Over the next few weeks, we’ll be going team-by-team in the ACC to identify the “standout senior” that’s key to his respective squad, and why he’s so important. Think we should’ve featured another player, though? Feel free to weigh in with your own thoughts in the comments.
Stephen Morris showed some real glimmers of brilliance in 2012, and a lot of that led to ‘Canes victories. Unfortunately though, he just couldn’t deliver on that potential with consistency (not entirely his fault, of course). In games in which Morris threw for over 300 yards, Miami was 4-0. But in contests where he failed to reach that mark (and actually failed to pass for more than 223 yards in any of them), they were just 3-5. So while we did mention the failures weren’t entirely his fault, it’s kind of tough to sidestep the fact that his team’s success was largely tied to his. Even with star running back Duke Johnson returning for what may end up being a Heisman-worthy campaign, Miami will still largely rely on Morris’s arm most of all.
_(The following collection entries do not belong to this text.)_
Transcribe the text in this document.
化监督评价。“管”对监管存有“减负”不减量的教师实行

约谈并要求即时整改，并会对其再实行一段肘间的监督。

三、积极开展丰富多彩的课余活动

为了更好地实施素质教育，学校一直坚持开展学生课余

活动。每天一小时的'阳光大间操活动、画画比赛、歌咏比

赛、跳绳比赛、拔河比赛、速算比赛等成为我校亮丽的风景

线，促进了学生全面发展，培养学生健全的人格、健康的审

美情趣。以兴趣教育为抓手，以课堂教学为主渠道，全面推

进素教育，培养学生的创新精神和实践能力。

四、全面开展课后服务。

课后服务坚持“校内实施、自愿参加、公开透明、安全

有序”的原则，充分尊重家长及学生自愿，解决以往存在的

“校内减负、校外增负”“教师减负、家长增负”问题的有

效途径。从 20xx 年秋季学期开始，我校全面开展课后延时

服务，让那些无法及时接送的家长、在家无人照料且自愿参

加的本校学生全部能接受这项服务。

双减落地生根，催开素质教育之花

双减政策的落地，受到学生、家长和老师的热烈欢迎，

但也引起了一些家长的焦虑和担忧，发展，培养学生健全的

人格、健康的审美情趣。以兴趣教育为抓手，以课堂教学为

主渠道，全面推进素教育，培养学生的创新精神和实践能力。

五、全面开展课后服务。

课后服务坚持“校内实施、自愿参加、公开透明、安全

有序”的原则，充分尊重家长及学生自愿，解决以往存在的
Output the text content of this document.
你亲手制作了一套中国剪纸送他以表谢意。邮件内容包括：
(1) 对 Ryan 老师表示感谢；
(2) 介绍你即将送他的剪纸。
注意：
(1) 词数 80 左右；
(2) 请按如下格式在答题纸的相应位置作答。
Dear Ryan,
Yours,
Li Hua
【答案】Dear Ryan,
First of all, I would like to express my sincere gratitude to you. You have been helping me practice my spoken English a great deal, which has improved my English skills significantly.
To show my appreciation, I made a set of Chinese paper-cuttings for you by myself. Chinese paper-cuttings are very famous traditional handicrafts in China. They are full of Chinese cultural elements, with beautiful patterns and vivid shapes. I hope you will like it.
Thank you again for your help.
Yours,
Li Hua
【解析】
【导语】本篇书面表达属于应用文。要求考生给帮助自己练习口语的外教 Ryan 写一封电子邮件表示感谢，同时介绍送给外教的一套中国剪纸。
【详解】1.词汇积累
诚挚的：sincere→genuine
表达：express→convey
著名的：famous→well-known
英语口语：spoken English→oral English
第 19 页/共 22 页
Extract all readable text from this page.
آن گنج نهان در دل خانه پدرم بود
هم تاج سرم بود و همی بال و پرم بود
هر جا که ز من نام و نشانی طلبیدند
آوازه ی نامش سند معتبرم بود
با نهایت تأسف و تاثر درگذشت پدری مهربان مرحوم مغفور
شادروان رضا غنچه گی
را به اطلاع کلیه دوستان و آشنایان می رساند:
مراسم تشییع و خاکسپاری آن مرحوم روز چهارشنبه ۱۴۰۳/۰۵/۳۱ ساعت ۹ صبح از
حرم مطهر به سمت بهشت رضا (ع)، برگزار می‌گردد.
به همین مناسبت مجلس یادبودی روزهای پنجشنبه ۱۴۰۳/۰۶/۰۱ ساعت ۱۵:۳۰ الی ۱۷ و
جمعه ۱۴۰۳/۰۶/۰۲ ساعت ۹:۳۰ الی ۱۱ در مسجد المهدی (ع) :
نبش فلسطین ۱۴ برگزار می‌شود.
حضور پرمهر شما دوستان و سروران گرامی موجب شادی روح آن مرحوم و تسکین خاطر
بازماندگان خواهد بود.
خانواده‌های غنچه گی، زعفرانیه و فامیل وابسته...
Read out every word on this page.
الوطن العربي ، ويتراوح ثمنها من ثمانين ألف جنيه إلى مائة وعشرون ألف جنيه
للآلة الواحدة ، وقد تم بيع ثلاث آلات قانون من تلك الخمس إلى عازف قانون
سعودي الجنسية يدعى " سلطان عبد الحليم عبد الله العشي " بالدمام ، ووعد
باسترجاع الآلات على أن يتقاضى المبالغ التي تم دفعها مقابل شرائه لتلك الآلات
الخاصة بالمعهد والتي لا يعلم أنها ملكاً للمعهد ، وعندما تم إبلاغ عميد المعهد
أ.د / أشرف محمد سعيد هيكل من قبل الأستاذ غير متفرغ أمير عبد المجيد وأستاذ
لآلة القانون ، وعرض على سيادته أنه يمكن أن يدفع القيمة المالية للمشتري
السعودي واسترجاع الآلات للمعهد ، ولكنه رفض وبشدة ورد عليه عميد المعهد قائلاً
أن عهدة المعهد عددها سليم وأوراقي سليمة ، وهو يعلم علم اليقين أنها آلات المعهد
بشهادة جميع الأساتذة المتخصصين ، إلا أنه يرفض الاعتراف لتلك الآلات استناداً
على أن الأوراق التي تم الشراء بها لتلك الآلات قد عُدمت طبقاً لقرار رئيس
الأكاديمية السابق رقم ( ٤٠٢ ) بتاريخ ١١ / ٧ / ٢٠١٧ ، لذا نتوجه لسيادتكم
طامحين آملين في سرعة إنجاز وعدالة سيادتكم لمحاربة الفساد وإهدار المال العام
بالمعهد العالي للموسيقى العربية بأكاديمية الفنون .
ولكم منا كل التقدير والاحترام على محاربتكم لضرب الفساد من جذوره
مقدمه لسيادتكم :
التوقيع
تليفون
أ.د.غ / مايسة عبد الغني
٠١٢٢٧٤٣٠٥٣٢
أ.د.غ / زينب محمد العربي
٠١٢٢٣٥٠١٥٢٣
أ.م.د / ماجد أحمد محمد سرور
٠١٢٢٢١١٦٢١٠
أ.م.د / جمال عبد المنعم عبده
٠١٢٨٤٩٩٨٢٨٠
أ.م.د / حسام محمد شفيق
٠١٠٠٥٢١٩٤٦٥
Morris’s 2012 season was largely deemed a success because he delivered on expectations in a way his predecessor, Jacory Harris, just never showed any ability to. And to a point, this makes sense. In his first season as a full-time starter, Morris managed a three-to-one TD:INT ratio, completed 58 percent of his passes and threw for nearly 3,400 yards. But as we brought up earlier, some games were better than others. In the four games (all wins) in which he threw for over 300 yards, his stat line read: 93-of-158 (58.9 percent) for 1,784 yards, 13 touchdowns and two interceptions. So for the other eight, he’s only got 1,600 yards, eight TDs and five picks on 57.8 percent passing. While the latter three figures there provide some cause for alarm, I think it’s worth taking a good look at the accuracy figure, though. Despite a decidedly less productive eight games, his accuracy barely fell at all. If he’s improving upon that accuracy this offseason, that production drop-off becomes a lot less steep when it’s simply dipping from 63-percent completions to 62.